Mikvaot, Chapter Four, Mishnah Five
Today’s mishnah deals with the water gathered either in a trough found inside a rock, or with some sort of containing vessel made out of the stone of such a trough.
1) In the case of a trough in a rock:
a) One may not fill up [the hatat waters] from it, nor may the [hatat waters] be consecrated in it, nor may one sprinkle from it.
b) And it does not require a tightly stopped-up covering,
c) And it does not invalidate the mikveh.
2) If it was a vessel and had been joined to the ground with lime:
a) One may fill up the hatat waters from it and the hatat waters may be consecrated in it, and one may sprinkle from it,
b) And it requires a tightly stopped-up covering;
c) And it invalidates the mikveh invalid.
3) If a hole was made in it below or at the side so that it could not contain water in however small a quantity, it is valid.
a) And how large must the hole be? Like the tube of a water-skin.
b) Rabbi Yehudah ben Batera said: it happened in the case of the trough of Yehu in Jerusalem that there was a hole in it like the tube of a water-skin, all the pure things in Jerusalem were made using it.
c) But Bet Shammai sent and broke it down, for Bet Shammai say: [it remains a vessel] unless the greater part of it is broken down.
Section one: While the trough is still in the rock, it doesn’t count as a vessel. There are three areas of consequence to this. The first is that it can’t be used for various parts of the preparation of the “hatat waters” those waters into which the ashes of the red heifer are mixed. This same mishnah can be found in Parah 5:7.

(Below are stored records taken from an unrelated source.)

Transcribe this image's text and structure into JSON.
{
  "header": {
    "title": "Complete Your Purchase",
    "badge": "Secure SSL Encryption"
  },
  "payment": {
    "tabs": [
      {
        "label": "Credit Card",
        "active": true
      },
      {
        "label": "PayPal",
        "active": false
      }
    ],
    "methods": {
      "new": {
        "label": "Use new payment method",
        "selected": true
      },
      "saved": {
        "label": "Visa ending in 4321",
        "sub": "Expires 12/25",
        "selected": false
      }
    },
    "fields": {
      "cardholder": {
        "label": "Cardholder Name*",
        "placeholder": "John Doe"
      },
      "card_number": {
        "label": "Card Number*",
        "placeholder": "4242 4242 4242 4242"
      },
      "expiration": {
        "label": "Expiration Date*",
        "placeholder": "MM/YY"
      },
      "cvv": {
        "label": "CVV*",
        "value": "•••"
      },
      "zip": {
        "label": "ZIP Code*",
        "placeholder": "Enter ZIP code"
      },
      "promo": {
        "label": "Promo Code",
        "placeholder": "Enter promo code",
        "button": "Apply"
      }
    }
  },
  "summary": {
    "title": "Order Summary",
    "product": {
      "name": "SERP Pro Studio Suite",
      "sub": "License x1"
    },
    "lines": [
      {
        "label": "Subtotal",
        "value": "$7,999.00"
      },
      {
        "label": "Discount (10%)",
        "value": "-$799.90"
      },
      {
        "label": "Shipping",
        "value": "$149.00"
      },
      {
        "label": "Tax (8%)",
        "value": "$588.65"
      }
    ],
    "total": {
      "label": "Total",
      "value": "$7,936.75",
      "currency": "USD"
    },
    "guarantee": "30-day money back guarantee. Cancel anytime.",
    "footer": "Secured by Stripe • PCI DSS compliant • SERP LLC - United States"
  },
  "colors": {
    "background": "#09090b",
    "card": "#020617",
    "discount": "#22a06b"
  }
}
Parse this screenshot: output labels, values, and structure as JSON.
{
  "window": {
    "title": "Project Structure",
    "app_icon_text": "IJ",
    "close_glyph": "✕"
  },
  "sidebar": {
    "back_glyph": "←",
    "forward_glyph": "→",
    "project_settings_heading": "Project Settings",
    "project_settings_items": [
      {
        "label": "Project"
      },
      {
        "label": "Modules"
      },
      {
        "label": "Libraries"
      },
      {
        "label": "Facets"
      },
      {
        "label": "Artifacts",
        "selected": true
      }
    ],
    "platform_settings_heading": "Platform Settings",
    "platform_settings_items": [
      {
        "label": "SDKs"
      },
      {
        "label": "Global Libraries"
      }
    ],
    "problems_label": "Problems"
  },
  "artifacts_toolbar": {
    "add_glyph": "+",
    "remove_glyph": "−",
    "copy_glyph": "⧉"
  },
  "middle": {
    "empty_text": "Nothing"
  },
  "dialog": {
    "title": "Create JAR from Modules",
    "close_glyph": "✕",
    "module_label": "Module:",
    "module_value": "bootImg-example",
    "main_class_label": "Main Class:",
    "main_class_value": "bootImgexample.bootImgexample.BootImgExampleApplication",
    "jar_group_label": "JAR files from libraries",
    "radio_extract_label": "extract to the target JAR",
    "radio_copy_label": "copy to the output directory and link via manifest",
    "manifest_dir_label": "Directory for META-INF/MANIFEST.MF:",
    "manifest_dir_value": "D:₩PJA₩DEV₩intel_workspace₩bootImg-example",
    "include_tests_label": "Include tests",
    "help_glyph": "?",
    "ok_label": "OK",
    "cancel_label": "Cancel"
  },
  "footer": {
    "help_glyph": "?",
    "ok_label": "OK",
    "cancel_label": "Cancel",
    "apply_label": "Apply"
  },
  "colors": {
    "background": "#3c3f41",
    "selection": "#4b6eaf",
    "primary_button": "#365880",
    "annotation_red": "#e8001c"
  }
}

Secondly, since it is not a vessel it does not need a tightly-fitting cover to protect its contents from becoming impure if found in a tent (an ohel) with a dead body.
Third, the water in it is not considered drawn water such that it doesn’t disqualify a mikveh.
Section two: If he cut the trough out of the rock and made a vessel out of it, all of the opposite is true. Now it is a vessel so it can be used for the hatat waters but not for the mikveh.
Section three: A trough can be nullified from being a vessel by having a hole in it the size of the tube of a water-skin. This is about two fingers in width. Since it can no longer contain water, it is no longer considered a vessel.
Rabbi Yehudah ben Batera relates a story that happened during the Second Temple period in Jerusalem. The water in this trough was used to in the mikvaot of Jerusalem and everything that went through those mikvaot was considered pure.
Until Bet Shammai came along, that is. Bet Shammai holds that the trough remains a vessel until the greater part is broken. So Bet Shammai actually sent for the trough and had it broken down to accommodate their purity stringencies. The mishnah does not say how Bet Hillel responded, but I am sure they were not happy.